MGMA Offers Books on Practice Management
Englewood, Colo.-based Medical Group Management Association (MGMA) has rolled out four books addressing practice leadership issues.
The books cover a variety of topics including clinical and business operations, financial management, governance and organizational dynamics, and information management.
A compilation of the top 101 most-frequently asked questions by MGMA members, "Experts Answer 101 Tough Practice Management Questions" covers issues from general practice administration to current issues and emerging trends. "Star-Studded Service: 6 Steps to Winning Patient Satisfaction" addresses meeting service expectations, and includes recommendations for benchmarking. "HR Policies & Procedures Manual for Medical Practices," 4th edition, is a reference that covers employment laws and hiring practices, managing performance, enforcing discipline, and ensuring patient satisfaction and safety. "Operating Policies & Procedures Manual for Medical Practices," 3rd edition, covers more than 100 management issues.
Patient Safety Book Hits Shelves
Oak Brook, Ill-based Joint Commission Resources (JCR) — a not-for-profit affiliate of The Joint Commission — has released a book for those interested in improving the level of quality and patient safety at their hospitals.

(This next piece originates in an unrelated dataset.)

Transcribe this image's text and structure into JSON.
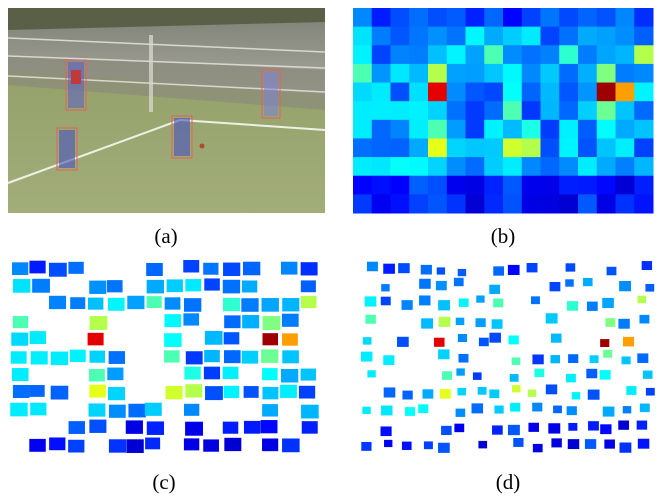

"Getting the Board on Board: What Your Board Needs to Know about Quality and Patient Safety," explains how board members can play a leading role in improving the quality and safety of the care, treatment and services provided at their organizations, according to JCR. The book also addresses growing demands for the boards to take responsibility not just for the organization's financial integrity but for quality and patient safety.
The book is available for $50 using order code EBQS-061, or five copies for $199 using order code EBQS-06. To order, call JCR customer service at (877) 223-6866 or visit http://www.jcrinc.com.
New Book Explains EHR for HIM professionals
The American Health Information Management Association (AHIMA) has put out a book explaining the new technologies emerging in the field of healthcare informatics.
The book, entitled, "Healthcare Code Sets, Clinical Terminologies, and Classification Systems" outlines key components of EHR infrastructure for health information management (HIM) professionals. AHIMA states that authors go beyond the standard diagnosis and procedure code sets, and explains how they interaction with data standards.
Readers can earn continuing education credits by taking the online quiz associated with the book.
The book is edited by Kathy Giannangelo, RHIA, CCS, AHIMA (2006). To order, visit http://imis.ahima.org//orders/productDetail.cfm?pc=; $62.85 ($73.90 for non-members).
AHIMA & MGMA Testify for Data
In a major push for data collection and reporting, the American Health Information Management Association (AHIMA) and the Medical Group Management Association (MGMA) testified recently before the American Health Information Community Quality Workgroup on industry challenges.
The testimony was based on findings from "Collecting and Reporting Data for Performance Measurement: Moving Toward Alignment," an AHIMA and MGMA joint report urging for a standardized set of core performance measurements to resolve data collection, aggregation, and reporting issues.
"The healthcare community acknowledges the importance of standardizing performance measures to improve healthcare quality and efficiency. However, little attention has been devoted to the specific problems surrounding how the data for these measures are to be acquired, by whom, and at what cost," said William Jessee, M.D., MGMA president and CEO.
CCHIT Approves Ambulatory Testing Criteria
The Certification Commission for Healthcare Information Technology (CCHIT) unanimously approved new 2007 criteria for ambulatory EHRs. The final criteria, test scripts, and associated documents are posted on the CCHIT Web site.
Among a number of new requirements this year, systems must be able to send prescriptions and refills to pharmacies electronically. In addition, vendors must demonstrate the product's ability to electronically receive standards-based lab result messages. Included with the criteria is a roadmap forecasting additional requirements for 2008 and 2009.
CMS Extends NPI Deadline
The Centers for Medicare & Medicaid Services (CMS) is extending for 12 months a deadline, originally slated for May 23, for covered entities (other than small health plans) to begin using their National Provider Identifier.
"The enforcement guidance clarifies that covered entities that have been making a good faith effort to comply with the NPI provisions may, for up to 12 months, implement contingency plans that could include accepting legacy provider numbers on HIPAA transactions in order to maintain operations and cash flows." said CMS Acting Administrator Leslie Norwalk.
CMS stated that it extended the deadline after it became apparent many covered entities would not be able to fully comply.
The NPI is an identifier that will be used by covered entities to identify healthcare providers, eliminating the current need for multiple identifiers for the same provider. The NPI replaces all "legacy" identifiers that are currently being used, such as Medicaid provider IDs, individual plan provider IDs, UPINs, etc., and will be required for use on healthcare claims and other HIPAA transactions.